Be Curious_

As everyone gets into the swing of ‘back to school’ we take a moment to wonder if we value curiosity as much as we should. Core to everything we do at Cypher is the concept of ‘unrelenting curiosity’ - we believe this is what powers the imaginative mind, ensures we engage and inspire our students and reminds us to always ask questions.

Over the Summer, our first full run of 9 weeks of camps, we have introduced our students to creativity and curiosity in all sorts of ways - all underpinned with a comprehensive computer science education. We used the open-ended creative themes of Big Blue Adventure, Future You and Commotioneering!™ to introduce exciting hands-on projects and coding concepts to eager minds. Think of the way kids play, explore, experiment on the beach, for instance - with no restrictions and open minds, and then compare that with the more structured, formal environment of most schools - are we missing a trick? New research suggests:

The more curious the child, the more likely
he or she may be to perform better in school
— Prach E. Shah, University of Michigan


An article in The Atlantic by Scott Barry Kaufman suggests that curiosity is drastically underappreciated in schools. In support of his argument as to the importance of curiosity, Kaufman quotes Orville Wright’s response to a suggestion that he and his brother had no special advantages, “to say we had no special advantages … the greatest thing in our favour was growing up in a family where there was always much encouragement to intellectual curiosity.”

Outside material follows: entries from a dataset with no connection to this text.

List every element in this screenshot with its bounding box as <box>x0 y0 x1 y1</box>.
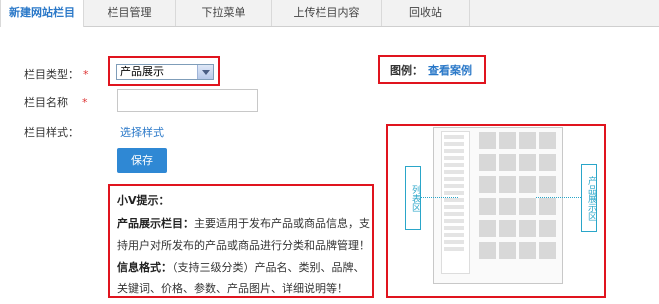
tab-new-column[interactable]: 新建网站栏目 <box>0 0 84 27</box>
column-name-input[interactable] <box>117 89 258 112</box>
save-button[interactable]: 保存 <box>117 148 167 173</box>
required-mark: * <box>82 96 88 109</box>
column-type-value: 产品展示 <box>120 65 164 78</box>
column-name-label: 栏目名称 * <box>24 96 88 109</box>
list-area-tag: 列表区 <box>405 166 421 230</box>
required-mark: * <box>83 68 89 81</box>
tab-dropdown-menu[interactable]: 下拉菜单 <box>176 0 272 26</box>
tips-line-2: 持用户对所发布的产品或商品进行分类和品牌管理！ <box>117 239 370 252</box>
tips-line-3: 信息格式：（支持三级分类）产品名、类别、品牌、 <box>117 261 365 274</box>
grid-connector-line <box>536 197 581 198</box>
product-area-tag: 产品展示区 <box>581 164 597 232</box>
tips-line-1: 产品展示栏目：主要适用于发布产品或商品信息，支 <box>117 217 370 230</box>
tab-recycle-bin[interactable]: 回收站 <box>382 0 470 26</box>
tab-bar: 新建网站栏目 栏目管理 下拉菜单 上传栏目内容 回收站 <box>0 0 659 27</box>
tips-line-4: 关键词、价格、参数、产品图片、详细说明等！ <box>117 282 348 295</box>
choose-style-link[interactable]: 选择样式 <box>120 124 164 140</box>
tab-column-management[interactable]: 栏目管理 <box>84 0 176 26</box>
tips-title: 小V提示： <box>117 194 170 207</box>
list-connector-line <box>420 197 458 198</box>
example-label: 图例： <box>390 64 423 77</box>
view-case-link[interactable]: 查看案例 <box>428 62 472 78</box>
tab-upload-content[interactable]: 上传栏目内容 <box>272 0 382 26</box>
chevron-down-icon[interactable] <box>197 65 213 79</box>
column-style-label: 栏目样式： <box>24 126 79 139</box>
preview-list-column <box>441 131 470 274</box>
column-type-select[interactable]: 产品展示 <box>116 64 214 80</box>
column-type-label: 栏目类型： * <box>24 68 89 81</box>
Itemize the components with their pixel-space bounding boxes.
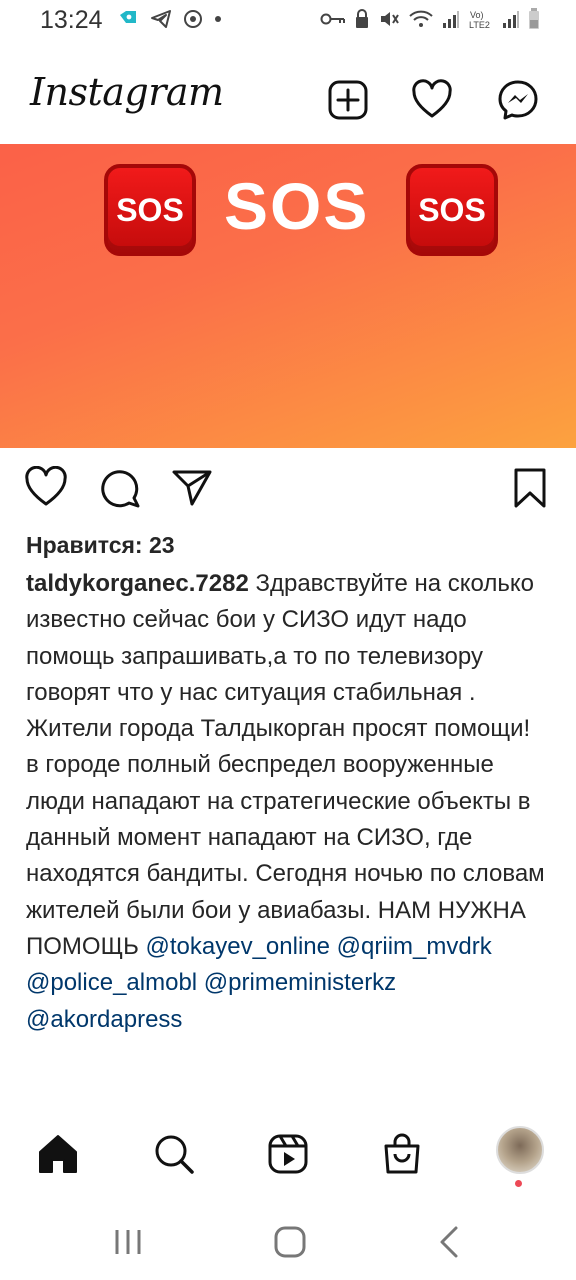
bookmark-icon	[514, 468, 546, 508]
mention-link[interactable]: @tokayev_online	[146, 933, 330, 960]
telegram-icon	[151, 10, 171, 28]
share-button[interactable]	[170, 466, 214, 510]
heart-icon	[412, 79, 452, 118]
status-right-icons: Vo) LTE2	[320, 8, 540, 30]
mention-link[interactable]: @police_almobl	[26, 969, 197, 996]
battery-icon	[529, 8, 539, 29]
reels-icon	[268, 1134, 308, 1174]
home-system-button[interactable]	[270, 1222, 310, 1262]
signal-icon-2	[503, 11, 519, 28]
svg-text:LTE2: LTE2	[469, 20, 490, 29]
key-icon	[320, 13, 345, 25]
like-heart-icon	[25, 465, 67, 506]
nav-home[interactable]	[36, 1132, 80, 1176]
post-caption: taldykorganec.7282 Здравствуйте на сколь…	[26, 566, 546, 1038]
recent-apps-button[interactable]	[108, 1222, 148, 1262]
send-icon	[172, 470, 212, 506]
home-icon	[39, 1135, 77, 1173]
comment-button[interactable]	[98, 466, 142, 510]
volte-icon: Vo)LTE2	[469, 10, 490, 29]
notification-dot	[515, 1180, 522, 1187]
more-notifications-dot	[215, 16, 221, 22]
status-time: 13:24	[40, 6, 103, 34]
messenger-icon	[498, 80, 538, 120]
activity-button[interactable]	[410, 78, 454, 122]
lock-icon	[356, 9, 368, 28]
save-button[interactable]	[508, 466, 552, 510]
status-bar: 13:24 Vo) LTE2	[0, 0, 576, 44]
vpn-key-icon	[120, 11, 136, 23]
new-post-icon	[328, 80, 368, 120]
shop-icon	[384, 1133, 420, 1174]
instagram-status-icon	[184, 10, 202, 28]
like-count[interactable]: Нравится: 23	[26, 532, 175, 559]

At Cypher we value the full development of students - encouraging them to work with different senses, with different people, make mistakes, try things out and ensure the environment they are in is the most stimulating and enriching for them. We encourage teamwork, self-confidence and, of course, curiosity.

Kaufmann concludes the article by quoting Adele and Allen Gottfried of California State University, “giftedness is not a chance event … giftedness will blossom when children’s cognitive ability, motivation and enriched environments coexist and meld together to foster its growth.”


So says Tim Brown, Designer, CEO of IDEO in the accompanying video to the article. In the video ‘What can people do to get better at learning?’ a group of professors, engineers, and journalists talk about how to absorb information effectively and move towards creativity. Jo Boaler, Professor of Math Education, Stanford University, contributes, “It is the kids who believe in themselves who cope better - who when they make a mistake their brains actually spark and fire because they know making mistakes is good.”

Whether your kids are on- or offline, encourage a stimulating open-ended environment where your children, driven by curiosity, have the freedom to explore, to make mistakes, to re-assess, to apply creativity, to try again and to always learn.